Elizabeth’s actions on the day of the fire—especially her attempts to divert the water after the cistern burst, her organisation of the attempts to move the art and antiques, and her quick thinking to use the telephone to contact both local fire brigades—certainly saved Glamis from being gutted. She was immeasurably helped, as she pointed out in her letter, by the people of Glamis and by the weather. The damage was nonetheless considerable; it took several years to completely repair the castle. Fortunately, it was soon habitable again for the Bowes-Lyons, the recuperating soldiers and the medics.
Elizabeth turned seventeen, and the Great War three, on August 4, 1917. By then, it was clear that whichever side emerged victorious, the post-war world would be very different to what had gone before. The Russian monarchy had collapsed under the pressures of the war a few months earlier; the Tsar and his family had been moved to an internal exile in Siberia from which none of them would emerge alive. Crowns were trembling all over Europe. With anti-German feeling in Britain at such a level that even dachshunds were being kicked to death in the streets, the British Royal Family changed their dynastic name to Windsor, abandoning their admittedly seldom-used former name of Saxe-Coburg-Gotha.3
Elizabeth was miserable that summer. Her niece Patricia died in June of acidosis, aged eleven months, while the casualty lists from the Front seemed unending. Elizabeth wrote later, “I remember quite well thinking when I was seventeen that I could never be happy again. I mean everybody was unhappy. Because one knew so many people. Every day somebody was killed, you see. It was a real holocaust. It was horrible. I remember that feeling quite well.” She found it very difficult saying goodbye to the soldiers who recovered at Glamis—“I hate doing it”—because of course the cruel irony was that once the men were well enough to leave, they were sent back to the Front, where many of them were either injured again or killed—“It’s so dreadful saying goodbye.”
Not long after her seventeenth birthday, Elizabeth fell ill for the fourth time in a year. It again resembled influenza until her heartbeat became erratic. She was soon struggling so badly with her balance that the doctor ordered her to take bed rest, and she did not recover her health until the autumn, just in time to hear that their neighbour Patrick Ogilvy had been killed, aged twenty-one, at the Battle of Poelcappelle in Belgium, and St. Paul’s Walden Bury had been damaged by bombs from the Zeppelin air raids.

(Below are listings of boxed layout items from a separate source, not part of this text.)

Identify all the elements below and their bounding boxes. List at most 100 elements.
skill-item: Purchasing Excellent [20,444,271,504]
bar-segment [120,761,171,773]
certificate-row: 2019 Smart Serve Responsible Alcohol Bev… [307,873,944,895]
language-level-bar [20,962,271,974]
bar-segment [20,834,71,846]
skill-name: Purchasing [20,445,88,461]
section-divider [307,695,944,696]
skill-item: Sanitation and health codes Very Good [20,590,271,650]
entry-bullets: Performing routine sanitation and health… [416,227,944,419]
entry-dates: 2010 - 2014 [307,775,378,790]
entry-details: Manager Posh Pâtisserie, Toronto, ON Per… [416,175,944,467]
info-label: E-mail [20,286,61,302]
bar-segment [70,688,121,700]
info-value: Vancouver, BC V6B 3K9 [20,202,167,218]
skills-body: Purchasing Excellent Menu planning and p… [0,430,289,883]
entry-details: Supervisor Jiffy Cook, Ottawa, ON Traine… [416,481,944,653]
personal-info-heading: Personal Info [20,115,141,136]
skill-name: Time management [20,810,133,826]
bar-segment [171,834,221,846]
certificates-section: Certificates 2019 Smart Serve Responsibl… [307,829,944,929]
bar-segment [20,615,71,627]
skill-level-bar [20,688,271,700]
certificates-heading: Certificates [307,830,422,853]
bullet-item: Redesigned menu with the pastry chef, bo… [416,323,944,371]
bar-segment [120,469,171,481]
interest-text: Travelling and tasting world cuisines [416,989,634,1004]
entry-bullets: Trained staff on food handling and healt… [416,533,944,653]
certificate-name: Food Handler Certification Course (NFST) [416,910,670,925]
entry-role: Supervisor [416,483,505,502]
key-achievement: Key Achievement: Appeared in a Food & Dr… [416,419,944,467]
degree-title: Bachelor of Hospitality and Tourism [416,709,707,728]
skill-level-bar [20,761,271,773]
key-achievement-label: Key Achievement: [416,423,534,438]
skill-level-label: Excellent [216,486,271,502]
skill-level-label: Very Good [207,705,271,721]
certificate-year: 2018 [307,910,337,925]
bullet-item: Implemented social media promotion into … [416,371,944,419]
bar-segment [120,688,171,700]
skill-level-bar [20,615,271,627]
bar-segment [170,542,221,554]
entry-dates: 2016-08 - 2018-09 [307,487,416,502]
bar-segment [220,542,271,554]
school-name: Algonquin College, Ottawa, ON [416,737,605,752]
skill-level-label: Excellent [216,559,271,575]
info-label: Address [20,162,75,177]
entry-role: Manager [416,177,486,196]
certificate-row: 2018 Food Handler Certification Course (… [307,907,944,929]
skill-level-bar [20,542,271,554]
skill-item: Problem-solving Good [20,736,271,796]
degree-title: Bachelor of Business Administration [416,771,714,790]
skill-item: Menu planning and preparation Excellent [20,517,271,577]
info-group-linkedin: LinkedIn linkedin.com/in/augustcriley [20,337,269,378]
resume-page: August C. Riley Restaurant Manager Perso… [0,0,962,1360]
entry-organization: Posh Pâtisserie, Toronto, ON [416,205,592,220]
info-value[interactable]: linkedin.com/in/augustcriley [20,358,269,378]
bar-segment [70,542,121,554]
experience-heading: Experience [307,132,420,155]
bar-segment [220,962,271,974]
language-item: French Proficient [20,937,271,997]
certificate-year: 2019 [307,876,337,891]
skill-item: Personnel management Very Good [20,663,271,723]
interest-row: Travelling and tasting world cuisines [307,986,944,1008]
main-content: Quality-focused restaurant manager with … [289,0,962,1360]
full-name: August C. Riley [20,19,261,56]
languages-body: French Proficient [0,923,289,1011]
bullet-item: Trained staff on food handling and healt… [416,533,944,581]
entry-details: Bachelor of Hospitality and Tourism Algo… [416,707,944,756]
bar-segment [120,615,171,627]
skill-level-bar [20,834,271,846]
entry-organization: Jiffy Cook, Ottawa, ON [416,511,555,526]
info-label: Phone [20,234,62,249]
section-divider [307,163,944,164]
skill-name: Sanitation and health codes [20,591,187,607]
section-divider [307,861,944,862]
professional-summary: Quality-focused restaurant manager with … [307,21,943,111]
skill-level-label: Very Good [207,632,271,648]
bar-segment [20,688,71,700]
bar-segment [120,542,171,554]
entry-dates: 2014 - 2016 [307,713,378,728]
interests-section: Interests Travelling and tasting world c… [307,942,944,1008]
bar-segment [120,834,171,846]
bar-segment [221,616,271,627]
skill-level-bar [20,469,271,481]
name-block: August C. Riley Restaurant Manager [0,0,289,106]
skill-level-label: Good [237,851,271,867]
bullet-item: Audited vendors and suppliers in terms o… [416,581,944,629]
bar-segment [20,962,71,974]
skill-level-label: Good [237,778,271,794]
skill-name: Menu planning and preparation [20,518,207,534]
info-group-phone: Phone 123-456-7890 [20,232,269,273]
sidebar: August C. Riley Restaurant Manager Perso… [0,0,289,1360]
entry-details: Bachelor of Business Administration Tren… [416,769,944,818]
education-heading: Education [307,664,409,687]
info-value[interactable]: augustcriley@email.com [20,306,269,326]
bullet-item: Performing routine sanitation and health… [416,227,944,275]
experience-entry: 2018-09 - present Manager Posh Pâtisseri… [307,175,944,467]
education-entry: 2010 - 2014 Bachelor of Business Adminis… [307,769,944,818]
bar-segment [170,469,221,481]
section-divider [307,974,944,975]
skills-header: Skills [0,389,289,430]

There was a happier fire at Glamis on November 11, 1918. Earlier that day—famously, at the eleventh hour of the eleventh day of the eleventh month—the Great War ended with victory for Britain and her allies. That victory was pyrrhic, with millions of people dead and revolutions sweeping through countries on the winning side, like Ireland, Italy and Russia, just as powerfully as they did through vanquished Austria, Germany and Hungary. Decades later, when she was in her nineties, Elizabeth reflected on the young men who used to visit Glamis and St. Paul’s Walden Bury with her brothers: “I think of my twenty best friends in 1914. Only five came back.”
The true long-term consequences of the war were a matter for another day. According to Elizabeth, when news reached Glamis that the Kaiser had been deposed, Germany had surrendered and it was all over, those who could “went straight to the village to celebrate and I think they drank too much. Seats got broken up to make a bonfire and all that sort of thing.” The people of the village joined in, with dancing and singing at the bonfire well into the night, all celebrating what Elizabeth called “this wonderful moment.”